Cette possible sélection génétique est-elle à l'origine de dérives ?

Certains centres répondent à des demandes qui sortent du cadre médical, en particulier concernant le choix du sexe. Mais les recommandations de l'ASRM n'encouragent pas ces pratiques, qui restent marginales. Le but est de prendre en charge des problèmes de fertilité, non de répondre aux souhaits spécifiques de chacun.

La gestation pour autrui (GPA) reste interdite en France. Aux États-Unis, cette pratique est-elle répandue ?

La GPA est pratiquée depuis plus de 30 ans, mais elle ne concerne que 200 grossesses par an. Beaucoup de demandeurs viennent de l'étranger. À noter que plusieurs publications ont évalué l'impact de cette pratique sur les enfants, sans mettre en évidence de problèmes particuliers.
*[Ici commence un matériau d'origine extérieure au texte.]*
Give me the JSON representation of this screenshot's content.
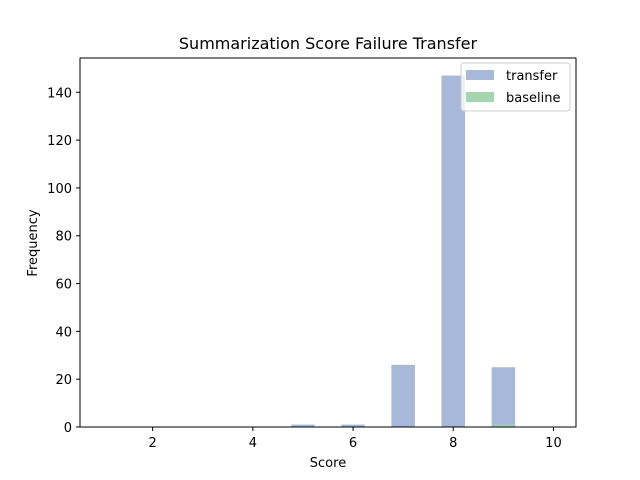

Les indications sont multiples, mais beaucoup concernent des femmes n'ayant pas ou plus d'utérus.

La greffe utérine se développe également pour apporter une solution à ces femmes sans utérus. En France, la première greffe a été réalisée en mars par l'équipe de Foch. Aux États-Unis, déjà plusieurs enfants sont nés après le recours à cette technique.

Effectivement, trois enfants sont déjà nés, et deux grossesses sont en cours. Cinq équipes américaines développent cette technique, aussi bien à partir de donneuses vivantes que décédées. Notre équipe travaille sur ce projet de greffe utérine et nous souhaitons collaborer avec l’équipe du Pr Ayoubi sur ce sujet.
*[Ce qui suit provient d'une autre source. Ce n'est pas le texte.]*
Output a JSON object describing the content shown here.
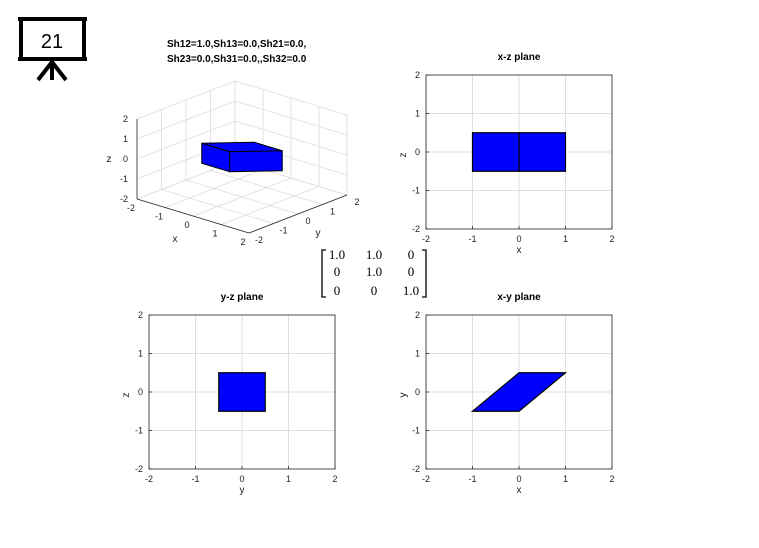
{
  "slide_number": "21",
  "title3d": {
    "line1": "Sh12=1.0,Sh13=0.0,Sh21=0.0,",
    "line2": "Sh23=0.0,Sh31=0.0,,Sh32=0.0"
  },
  "matrix": [
    [
      "1.0",
      "1.0",
      "0"
    ],
    [
      "0",
      "1.0",
      "0"
    ],
    [
      "0",
      "0",
      "1.0"
    ]
  ],
  "highlight_color": "#cc0000",
  "shape_color": "#0000ff",
  "chart_data": [
    {
      "type": "3d-box",
      "xlabel": "x",
      "ylabel": "y",
      "zlabel": "z",
      "xticks": [
        "-2",
        "-1",
        "0",
        "1",
        "2"
      ],
      "yticks": [
        "-2",
        "-1",
        "0",
        "1",
        "2"
      ],
      "zticks": [
        "-2",
        "-1",
        "0",
        "1",
        "2"
      ],
      "xlim": [
        -2,
        2
      ],
      "ylim": [
        -2,
        2
      ],
      "zlim": [
        -2,
        2
      ],
      "vertices": [
        [
          -1,
          -0.5,
          -0.5
        ],
        [
          0,
          -0.5,
          -0.5
        ],
        [
          1,
          0.5,
          -0.5
        ],
        [
          0,
          0.5,
          -0.5
        ],
        [
          -1,
          -0.5,
          0.5
        ],
        [
          0,
          -0.5,
          0.5
        ],
        [
          1,
          0.5,
          0.5
        ],
        [
          0,
          0.5,
          0.5
        ]
      ],
      "grid": true
    },
    {
      "type": "polygon",
      "title": "x-z plane",
      "xlabel": "x",
      "ylabel": "z",
      "xlim": [
        -2,
        2
      ],
      "ylim": [
        -2,
        2
      ],
      "xticks": [
        "-2",
        "-1",
        "0",
        "1",
        "2"
      ],
      "yticks": [
        "-2",
        "-1",
        "0",
        "1",
        "2"
      ],
      "polygons": [
        [
          [
            -1,
            -0.5
          ],
          [
            0,
            -0.5
          ],
          [
            0,
            0.5
          ],
          [
            -1,
            0.5
          ]
        ],
        [
          [
            0,
            -0.5
          ],
          [
            1,
            -0.5
          ],
          [
            1,
            0.5
          ],
          [
            0,
            0.5
          ]
        ]
      ],
      "grid": true
    },
    {
      "type": "polygon",
      "title": "y-z plane",
      "xlabel": "y",
      "ylabel": "z",
      "xlim": [
        -2,
        2
      ],
      "ylim": [
        -2,
        2
      ],
      "xticks": [
        "-2",
        "-1",
        "0",
        "1",
        "2"
      ],
      "yticks": [
        "-2",
        "-1",
        "0",
        "1",
        "2"
      ],
      "polygons": [
        [
          [
            -0.5,
            -0.5
          ],
          [
            0.5,
            -0.5
          ],
          [
            0.5,
            0.5
          ],
          [
            -0.5,
            0.5
          ]
        ]
      ],
      "grid": true
    },
    {
      "type": "polygon",
      "title": "x-y plane",
      "xlabel": "x",
      "ylabel": "y",
      "xlim": [
        -2,
        2
      ],
      "ylim": [
        -2,
        2
      ],
      "xticks": [
        "-2",
        "-1",
        "0",
        "1",
        "2"
      ],
      "yticks": [
        "-2",
        "-1",
        "0",
        "1",
        "2"
      ],
      "polygons": [
        [
          [
            -1,
            -0.5
          ],
          [
            0,
            -0.5
          ],
          [
            1,
            0.5
          ],
          [
            0,
            0.5
          ]
        ]
      ],
      "grid": true
    }
  ]
}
Lors de son audition au Sénat dans le cadre de la loi de bioéthique, le Pr Ayoubi a pointé les lacunes en France de la prévention de l'infertilité. L'ARSM mène-t-elle des campagnes de sensibilisation ?

En 2018, l'ASRM s'est associée à l'organisation non gouvernementale (ONG) Resolve pour mettre en œuvre des mesures de prévention visant à informer sur l'importance d'un mode de vie sain pour préserver la fertilité comme l'alimentation, le tabagisme ou encore l'activité physique.